A vast area of land in the western region of the American land mass, stretching from the province of Alberta in Canada across to parts of Texas in the U.S. and on down into Mexico, is suffering as reservoirs and rivers dry up. A state of emergency has been declared in several areas, including California.
Dr. Wallace Covington is director of the Ecological Restoration Institute at Northern Arizona University. “What we’re seeing across this region is an intensification of long-established aspects of climate change,” Covington told Climate News Network.
“I hate to sound pessimistic but all around in these large watersheds we’re seeing a degradation of water structure and function.
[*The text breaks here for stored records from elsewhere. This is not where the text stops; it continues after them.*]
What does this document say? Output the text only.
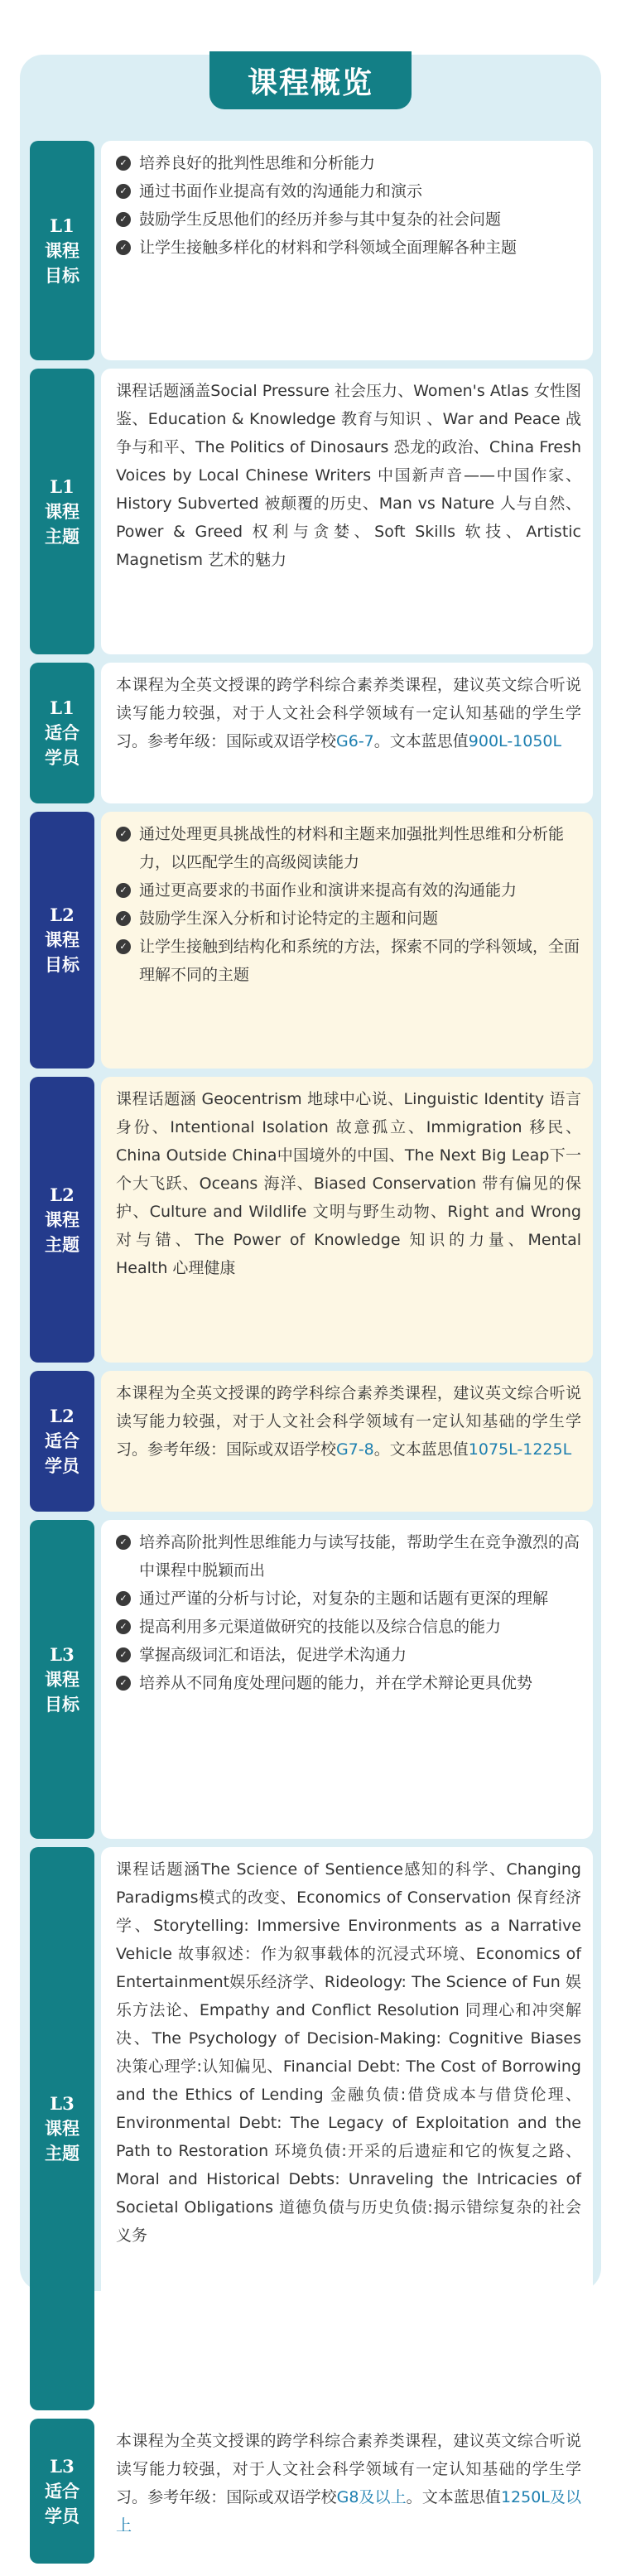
课程概览
L1
课程
目标
✓ 培养良好的批判性思维和分析能力
✓ 通过书面作业提高有效的沟通能力和演示
✓ 鼓励学生反思他们的经历并参与其中复杂的社会问题
✓ 让学生接触多样化的材料和学科领域全面理解各种主题
L1
课程
主题

课程话题涵盖Social Pressure 社会压力、Women's Atlas 女性图鉴、Education & Knowledge 教育与知识 、War and Peace 战争与和平、The Politics of Dinosaurs 恐龙的政治、China Fresh Voices by Local Chinese Writers 中国新声音——中国作家、History Subverted 被颠覆的历史、Man vs Nature 人与自然、Power & Greed 权利与贪婪、Soft Skills 软技、Artistic Magnetism 艺术的魅力

L1
适合
学员

本课程为全英文授课的跨学科综合素养类课程，建议英文综合听说读写能力较强，对于人文社会科学领域有一定认知基础的学生学习。参考年级：国际或双语学校G6-7。文本蓝思值900L-1050L

L2
课程
目标
✓ 通过处理更具挑战性的材料和主题来加强批判性思维和分析能力，以匹配学生的高级阅读能力
✓ 通过更高要求的书面作业和演讲来提高有效的沟通能力
✓ 鼓励学生深入分析和讨论特定的主题和问题
✓ 让学生接触到结构化和系统的方法，探索不同的学科领域，全面理解不同的主题
L2
课程
主题

课程话题涵 Geocentrism 地球中心说、Linguistic Identity 语言身份、Intentional Isolation 故意孤立、Immigration 移民、China Outside China中国境外的中国、The Next Big Leap下一个大飞跃、Oceans 海洋、Biased Conservation 带有偏见的保护、Culture and Wildlife 文明与野生动物、Right and Wrong 对与错、The Power of Knowledge 知识的力量、Mental Health 心理健康

L2
适合
学员

本课程为全英文授课的跨学科综合素养类课程，建议英文综合听说读写能力较强，对于人文社会科学领域有一定认知基础的学生学习。参考年级：国际或双语学校G7-8。文本蓝思值1075L-1225L

L3
课程
目标
✓ 培养高阶批判性思维能力与读写技能，帮助学生在竞争激烈的高中课程中脱颖而出
✓ 通过严谨的分析与讨论，对复杂的主题和话题有更深的理解
✓ 提高利用多元渠道做研究的技能以及综合信息的能力
✓ 掌握高级词汇和语法，促进学术沟通力
✓ 培养从不同角度处理问题的能力，并在学术辩论更具优势
L3
课程
主题

课程话题涵The Science of Sentience感知的科学、Changing Paradigms模式的改变、Economics of Conservation 保育经济学、Storytelling: Immersive Environments as a Narrative Vehicle 故事叙述：作为叙事载体的沉浸式环境、Economics of Entertainment娱乐经济学、Rideology: The Science of Fun 娱乐方法论、Empathy and Conflict Resolution 同理心和冲突解决、The Psychology of Decision-Making: Cognitive Biases 决策心理学:认知偏见、Financial Debt: The Cost of Borrowing and the Ethics of Lending 金融负债:借贷成本与借贷伦理、Environmental Debt: The Legacy of Exploitation and the Path to Restoration 环境负债:开采的后遗症和它的恢复之路、Moral and Historical Debts: Unraveling the Intricacies of Societal Obligations 道德负债与历史负债:揭示错综复杂的社会义务

L3
适合
学员

本课程为全英文授课的跨学科综合素养类课程，建议英文综合听说读写能力较强，对于人文社会科学领域有一定认知基础的学生学习。参考年级：国际或双语学校G8及以上。文本蓝思值1250L及以上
There’s increased erosion leading to desertification, and with the dry conditions and generally stronger winds the forest fire season is being extended.”
Covington is an internationally recognized expert on forest restoration who has been studying tree growth in Arizona for many years, particularly among its ponderosa pines—the Pinus ponderosa.
30-year drought
“Longer drought periods and increasing temperatures are resulting in attacks by bark beetles—which can eventually kill off trees—becoming increasingly severe.
‘The trees can’t produce adequate moisture: if enough photosynthesis is going on they can fight off the beetles and their larvae. But in northern Arizona we’ve been under drought conditions for about 30 years and it’s getting worse. We’ve been losing pines that are 300 or 400 years old at an alarming rate,” said Covington.
At the end of last month California’s State Water Project—the largest state-built water and power development and distribution system in the U.S. – said it would stop supplying water to local agencies in many areas in order, said officials, to use what water remained “as wisely as possible.”
The agencies—which supply water to about 25 million people and to about 750,000 acres of farmland—would in future have to look elsewhere for water, including from local reservoirs or from groundwater sources.
California Gov. Jerry Brown says the water shortages are “a stark reminder that California’s drought is real” and has asked people to reduce their water consumption by at least 20 percent.
Food price fears
The western region of the U.S. is one of the world’s main agricultural production regions and if the drought is prolonged global food prices could rise. In some areas ranchers have been forced to sell off their herds and in others farmers are abandoning their crops.
In southern California, an area which produces a wide variety of vegetables, fruits, nuts and other crops, farmers are complaining that water supplies are being diverted to towns and cities from their lands.
“It’s not as if there hasn’t been enough warning about what’s happening,” says Covington.
“These changes have been going on over decades but the trouble is our political and management systems respond only in four to five year cycles, not to 40 or 50 year trends.
“This is above national—it’s global. Yet our institutions are national at best. And we don’t have a lot of time to act.”